Electrocuted by means of the most improbable accidents, eaten by ants, cocooned by spiders, at the center of the feverishly winged vortex of every inexplicable frenzy of birds.

 

Tied to wagons wheels set afire and rolled down bumpy hills, swallowed whole by enormous snakes, torn to a bloody froth by sharks, nature bursting forth red from inside her, red, as it is often said, in tooth and claw.

 

Gnomes, leprechauns, and fairy folk, things breathing heavily inside walls, things vanishing into closets, things with long tails, horns, eyes like burning brands.

 

Why, he has his father’s eyes, my dear!

 

The world is haunted with such dead presences, even inanimate objects, inspirited, can come alive and start wreaking havoc with malevolent intent.  

 

Automobiles with minds of their own, power sanders with attitude, computers with messianic complexes–it’s the kind of world where you don’t dare put your pencil down for fear it will get back up and turn it’s eraser on you.
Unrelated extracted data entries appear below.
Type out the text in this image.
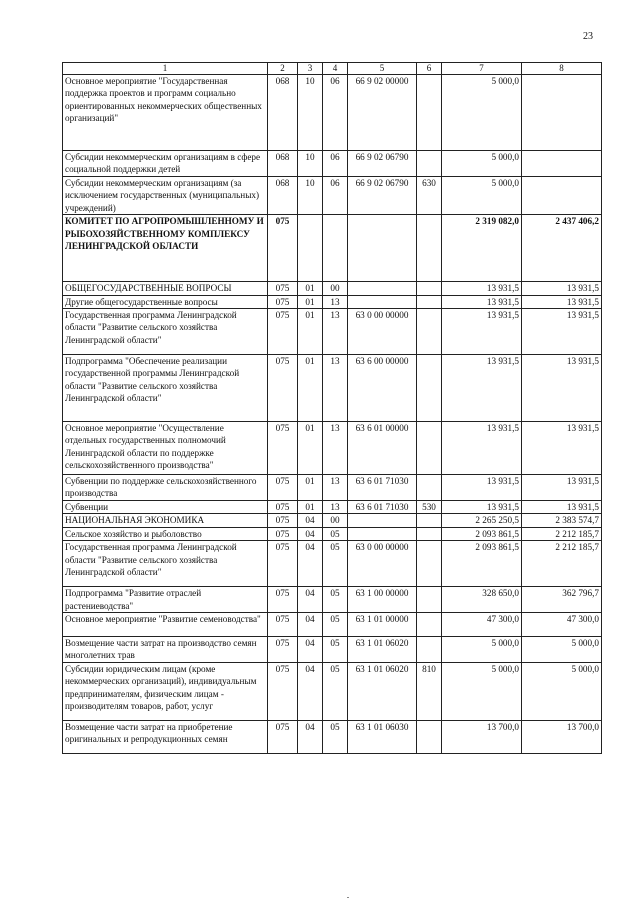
23
1	2	3	4	5	6	7	8
Основное мероприятие "Государственная поддержка проектов и программ социально ориентированных некоммерческих общественных организаций"	068	10	06	66 9 02 00000		5 000,0	
Субсидии некоммерческим организациям в сфере социальной поддержки детей	068	10	06	66 9 02 06790		5 000,0	
Субсидии некоммерческим организациям (за исключением государственных (муниципальных) учреждений)	068	10	06	66 9 02 06790	630	5 000,0	
КОМИТЕТ ПО АГРОПРОМЫШЛЕННОМУ И РЫБОХОЗЯЙСТВЕННОМУ КОМПЛЕКСУ ЛЕНИНГРАДСКОЙ ОБЛАСТИ	075					2 319 082,0	2 437 406,2
ОБЩЕГОСУДАРСТВЕННЫЕ ВОПРОСЫ	075	01	00			13 931,5	13 931,5
Другие общегосударственные вопросы	075	01	13			13 931,5	13 931,5
Государственная программа Ленинградской области "Развитие сельского хозяйства Ленинградской области"	075	01	13	63 0 00 00000		13 931,5	13 931,5
Подпрограмма "Обеспечение реализации государственной программы Ленинградской области "Развитие сельского хозяйства Ленинградской области"	075	01	13	63 6 00 00000		13 931,5	13 931,5
Основное мероприятие "Осуществление отдельных государственных полномочий Ленинградской области по поддержке сельскохозяйственного производства"	075	01	13	63 6 01 00000		13 931,5	13 931,5
Субвенции по поддержке сельскохозяйственного производства	075	01	13	63 6 01 71030		13 931,5	13 931,5
Субвенции	075	01	13	63 6 01 71030	530	13 931,5	13 931,5
НАЦИОНАЛЬНАЯ ЭКОНОМИКА	075	04	00			2 265 250,5	2 383 574,7
Сельское хозяйство и рыболовство	075	04	05			2 093 861,5	2 212 185,7
Государственная программа Ленинградской области "Развитие сельского хозяйства Ленинградской области"	075	04	05	63 0 00 00000		2 093 861,5	2 212 185,7
Подпрограмма "Развитие отраслей растениеводства"	075	04	05	63 1 00 00000		328 650,0	362 796,7
Основное мероприятие "Развитие семеноводства"	075	04	05	63 1 01 00000		47 300,0	47 300,0
Возмещение части затрат на производство семян многолетних трав	075	04	05	63 1 01 06020		5 000,0	5 000,0
Субсидии юридическим лицам (кроме некоммерческих организаций), индивидуальным предпринимателям, физическим лицам - производителям товаров, работ, услуг	075	04	05	63 1 01 06020	810	5 000,0	5 000,0
Возмещение части затрат на приобретение оригинальных и репродукционных семян	075	04	05	63 1 01 06030		13 700,0	13 700,0
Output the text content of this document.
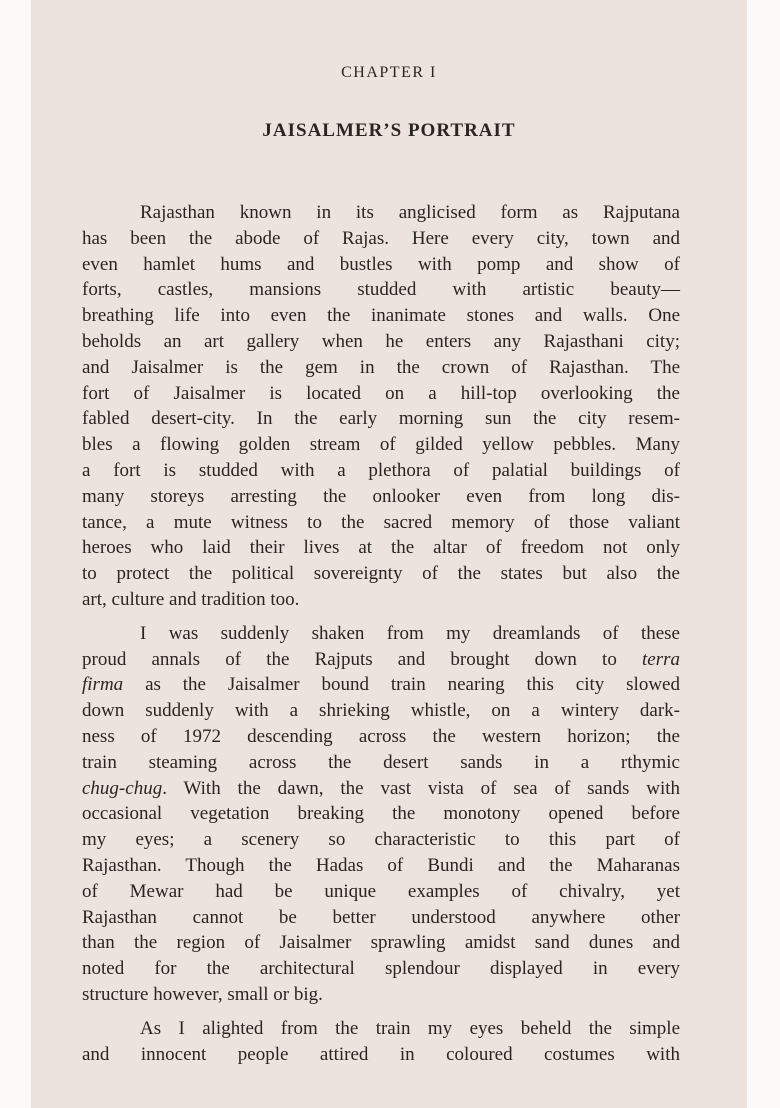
CHAPTER I
JAISALMER’S PORTRAIT
Rajasthan known in its anglicised form as Rajputana
has been the abode of Rajas. Here every city, town and
even hamlet hums and bustles with pomp and show of
forts, castles, mansions studded with artistic beauty—
breathing life into even the inanimate stones and walls. One
beholds an art gallery when he enters any Rajasthani city;
and Jaisalmer is the gem in the crown of Rajasthan. The
fort of Jaisalmer is located on a hill-top overlooking the
fabled desert-city. In the early morning sun the city resem-
bles a flowing golden stream of gilded yellow pebbles. Many
a fort is studded with a plethora of palatial buildings of
many storeys arresting the onlooker even from long dis-
tance, a mute witness to the sacred memory of those valiant
heroes who laid their lives at the altar of freedom not only
to protect the political sovereignty of the states but also the
art, culture and tradition too.
I was suddenly shaken from my dreamlands of these
proud annals of the Rajputs and brought down to terra
firma as the Jaisalmer bound train nearing this city slowed
down suddenly with a shrieking whistle, on a wintery dark-
ness of 1972 descending across the western horizon; the
train steaming across the desert sands in a rthymic
chug-chug. With the dawn, the vast vista of sea of sands with
occasional vegetation breaking the monotony opened before
my eyes; a scenery so characteristic to this part of
Rajasthan. Though the Hadas of Bundi and the Maharanas
of Mewar had be unique examples of chivalry, yet
Rajasthan cannot be better understood anywhere other
than the region of Jaisalmer sprawling amidst sand dunes and
noted for the architectural splendour displayed in every
structure however, small or big.
As I alighted from the train my eyes beheld the simple
and innocent people attired in coloured costumes with
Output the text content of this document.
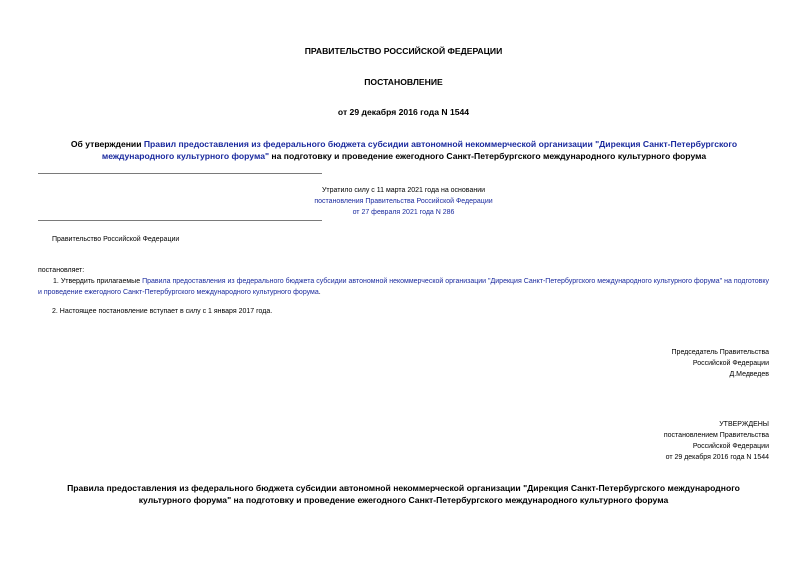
ПРАВИТЕЛЬСТВО РОССИЙСКОЙ ФЕДЕРАЦИИ
ПОСТАНОВЛЕНИЕ
от 29 декабря 2016 года N 1544
Об утверждении Правил предоставления из федерального бюджета субсидии автономной некоммерческой организации "Дирекция Санкт-Петербургского международного культурного форума" на подготовку и проведение ежегодного Санкт-Петербургского международного культурного форума
Утратило силу с 11 марта 2021 года на основании
постановления Правительства Российской Федерации
от 27 февраля 2021 года N 286
Правительство Российской Федерации
постановляет:
1. Утвердить прилагаемые Правила предоставления из федерального бюджета субсидии автономной некоммерческой организации "Дирекция Санкт-Петербургского международного культурного форума" на подготовку и проведение ежегодного Санкт-Петербургского международного культурного форума.
2. Настоящее постановление вступает в силу с 1 января 2017 года.
Председатель Правительства
Российской Федерации
Д.Медведев
УТВЕРЖДЕНЫ
постановлением Правительства
Российской Федерации
от 29 декабря 2016 года N 1544
Правила предоставления из федерального бюджета субсидии автономной некоммерческой организации "Дирекция Санкт-Петербургского международного
культурного форума" на подготовку и проведение ежегодного Санкт-Петербургского международного культурного форума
Every door that’s always locked,

every box that remains unopened,

every floorboard’s hesitant groan and creak,

all the covert glances, vanishing smiles, half-heard conversations—is it paranoia, after all, or its dismissal that you must learn to counteract, and, if so,

how, and how can it make any difference when the script itself calls for you to break the heel of your stiletto pump and stumble while fleeing the retarded son with scissor hands, how can you escape when your doom is written like a genotype right there into Scene 17, how can you even hope to live long enough to see “The End”

when you know damn well that you’re scripted to die at the the 36th minute every single time?

 

Does time repeat itself, then, or just stand still?

Do all the events of our lives come round again (and again) like a merry-go-round where nothing is all too merry?

 

Eternal recurrence, be damned!

 

What we are waiting for, it often seems, is for the sun,

like the glowing tip of the master interrogator’s cigarette

to come down out of the sky and to crush itself  against the earth once and for all

leaving nothing but ashes and a comet trail of bitter smoke, but that, of course, is another movie altogether,

one not given us yet to view, though the coming attractions have created quite a buzz, they’re looking good, oh yes, baby, they are, just you wait and see.